After answering all 5 factors, assign one of three verdicts.

✅ Adopt

  • Scores well on all 5 factors
  • Solves a real pain point you have TODAY
  • Takes < 15 minutes to first useful output
  • Free or affordable
  • Integrates with your toolchain

Action: Start using it this week. Incorporate into your workflow. Come back in 2 weeks and re-evaluate: is it saving the time you expected?

👀 Watch

  • Promising but has 1-2 red flags
  • Might be right for you in 3-6 months (missing integration, too expensive, too new)
  • Solves a real problem but the execution isn't there yet

Action: Bookmark it. Set a calendar reminder for 3 months. Check if the red flags have been resolved. Don't spend more time on it now.

❌ Pass

  • Multiple red flags
  • Requires CLI, coding, or technical setup beyond your comfort level
  • Claims to do things AI can't actually do (strategy, decision-making, judgment replacement)
  • Solves a problem you don't have

Action: Move on. Don't feel FOMO. There will be 10 more tools next month. Your time is better spent mastering the tools you've already adopted than chasing every new launch.

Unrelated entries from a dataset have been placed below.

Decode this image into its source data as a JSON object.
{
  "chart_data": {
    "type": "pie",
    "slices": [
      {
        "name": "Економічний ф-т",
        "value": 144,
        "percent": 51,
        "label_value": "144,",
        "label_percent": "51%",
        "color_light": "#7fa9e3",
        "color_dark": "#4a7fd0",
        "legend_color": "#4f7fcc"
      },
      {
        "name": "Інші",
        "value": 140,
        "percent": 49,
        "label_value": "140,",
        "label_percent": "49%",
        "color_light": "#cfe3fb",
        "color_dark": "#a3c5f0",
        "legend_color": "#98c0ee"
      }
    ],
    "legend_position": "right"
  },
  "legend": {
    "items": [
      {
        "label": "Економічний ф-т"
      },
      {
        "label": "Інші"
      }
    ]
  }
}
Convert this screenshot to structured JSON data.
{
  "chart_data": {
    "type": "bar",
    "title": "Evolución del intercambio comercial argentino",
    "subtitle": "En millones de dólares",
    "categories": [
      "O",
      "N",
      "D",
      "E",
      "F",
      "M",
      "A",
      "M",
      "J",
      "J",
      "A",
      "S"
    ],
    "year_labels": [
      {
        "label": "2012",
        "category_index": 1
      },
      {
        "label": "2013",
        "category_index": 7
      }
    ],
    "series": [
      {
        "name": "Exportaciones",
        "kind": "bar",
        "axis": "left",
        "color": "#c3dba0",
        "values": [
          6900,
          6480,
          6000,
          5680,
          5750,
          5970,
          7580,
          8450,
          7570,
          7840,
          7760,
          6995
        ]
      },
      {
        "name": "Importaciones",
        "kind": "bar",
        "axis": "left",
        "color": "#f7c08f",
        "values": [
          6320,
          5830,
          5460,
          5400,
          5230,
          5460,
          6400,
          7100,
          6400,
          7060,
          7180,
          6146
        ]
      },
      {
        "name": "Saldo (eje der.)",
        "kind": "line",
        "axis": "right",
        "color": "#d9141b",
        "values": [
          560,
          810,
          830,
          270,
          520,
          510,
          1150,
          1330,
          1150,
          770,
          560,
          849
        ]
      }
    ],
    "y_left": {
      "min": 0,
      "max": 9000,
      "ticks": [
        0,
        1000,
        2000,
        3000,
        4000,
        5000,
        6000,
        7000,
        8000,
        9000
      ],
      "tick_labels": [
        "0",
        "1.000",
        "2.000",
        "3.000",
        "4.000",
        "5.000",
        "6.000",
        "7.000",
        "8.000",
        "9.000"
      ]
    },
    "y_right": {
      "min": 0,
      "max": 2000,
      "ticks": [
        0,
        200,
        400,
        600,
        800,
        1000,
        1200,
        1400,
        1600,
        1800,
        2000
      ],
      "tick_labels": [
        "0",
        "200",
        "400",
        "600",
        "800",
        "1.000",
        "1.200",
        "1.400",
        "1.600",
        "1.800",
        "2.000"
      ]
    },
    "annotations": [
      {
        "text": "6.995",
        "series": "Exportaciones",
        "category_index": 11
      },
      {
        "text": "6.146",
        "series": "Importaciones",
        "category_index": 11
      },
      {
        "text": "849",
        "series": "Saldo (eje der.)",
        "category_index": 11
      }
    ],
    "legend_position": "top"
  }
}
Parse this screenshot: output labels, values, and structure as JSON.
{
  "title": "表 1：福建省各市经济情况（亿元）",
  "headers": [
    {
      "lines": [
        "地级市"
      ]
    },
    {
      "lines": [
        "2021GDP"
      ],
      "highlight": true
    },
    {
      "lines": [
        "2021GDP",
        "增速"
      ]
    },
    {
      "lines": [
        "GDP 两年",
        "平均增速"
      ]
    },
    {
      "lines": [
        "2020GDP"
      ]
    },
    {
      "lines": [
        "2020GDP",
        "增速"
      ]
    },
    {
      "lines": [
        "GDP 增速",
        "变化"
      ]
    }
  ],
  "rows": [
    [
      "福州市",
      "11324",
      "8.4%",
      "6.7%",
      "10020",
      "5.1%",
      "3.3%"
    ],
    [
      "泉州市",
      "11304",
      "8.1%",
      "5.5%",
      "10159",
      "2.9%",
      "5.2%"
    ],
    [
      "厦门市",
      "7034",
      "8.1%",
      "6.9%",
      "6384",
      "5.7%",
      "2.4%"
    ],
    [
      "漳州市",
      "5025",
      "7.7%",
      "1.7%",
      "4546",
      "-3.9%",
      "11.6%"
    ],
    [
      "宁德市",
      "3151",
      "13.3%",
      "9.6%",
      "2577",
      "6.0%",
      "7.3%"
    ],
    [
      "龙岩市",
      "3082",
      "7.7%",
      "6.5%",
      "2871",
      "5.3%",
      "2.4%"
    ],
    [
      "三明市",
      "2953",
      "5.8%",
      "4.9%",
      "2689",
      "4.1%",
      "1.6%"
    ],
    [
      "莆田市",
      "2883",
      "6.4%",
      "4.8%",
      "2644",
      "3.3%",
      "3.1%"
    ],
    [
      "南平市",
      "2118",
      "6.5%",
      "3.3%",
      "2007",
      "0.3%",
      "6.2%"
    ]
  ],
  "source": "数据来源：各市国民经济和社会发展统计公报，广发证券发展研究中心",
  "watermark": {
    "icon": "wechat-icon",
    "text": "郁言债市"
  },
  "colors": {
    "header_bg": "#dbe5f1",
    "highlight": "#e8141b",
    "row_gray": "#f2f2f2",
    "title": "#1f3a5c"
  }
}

Tool 1: Claude (You Already Use It)

Apply the 5-factor scorecard to Claude based on your M0-S1 experience. Be honest — critique where warranted.

FactorYour AssessmentScore (1-5)
Problem fitDoes it solve YOUR documentation/admin problem?
WorkflowHow fast from open to useful weekly review?
Setup costHow long to set up your Project?
MaintenanceHow much work to run it next Monday?
IntegrationDoes it work with your existing tools?
VerdictAdopt / Watch / Pass

Tool 2: Pick a Tool You've Been Curious About

Choose one AI tool you've seen mentioned, bookmarked, or been "meaning to try." Options if you don't have one:

  • NotebookLM (notebooklm.google.com) — Google's free RAG tool, upcoming in Module 2
  • Perplexity (perplexity.ai) — AI search with citations, good for competitive research
  • Granola (granola.ai) — AI meeting notes, if you haven't tried one yet
FactorYour AssessmentScore (1-5)
Problem fit
Workflow
Setup cost
Maintenance
Integration
VerdictAdopt / Watch / Pass

You now have a decision framework for every AI tool you'll encounter. The landscape changes monthly. The framework doesn't.

When a colleague sends you a link with "you have to try this AI tool," you have two choices:

  1. Drop everything, sign up, spend 30 minutes exploring, realize it doesn't solve your problem
  2. Apply the 5-factor scorecard in 5 minutes, assign a verdict, move on with your day

Option 2 is how AI-first PMs operate. They don't chase every tool. They evaluate systematically, adopt what works, watch what's promising, and pass on the rest.


Save your scorecard template. Use it every time a new AI tool crosses your radar. In 6 months, you'll have a personal library of evaluated tools — adopted, watched, and passed — and you'll have wasted zero hours on demos that go nowhere.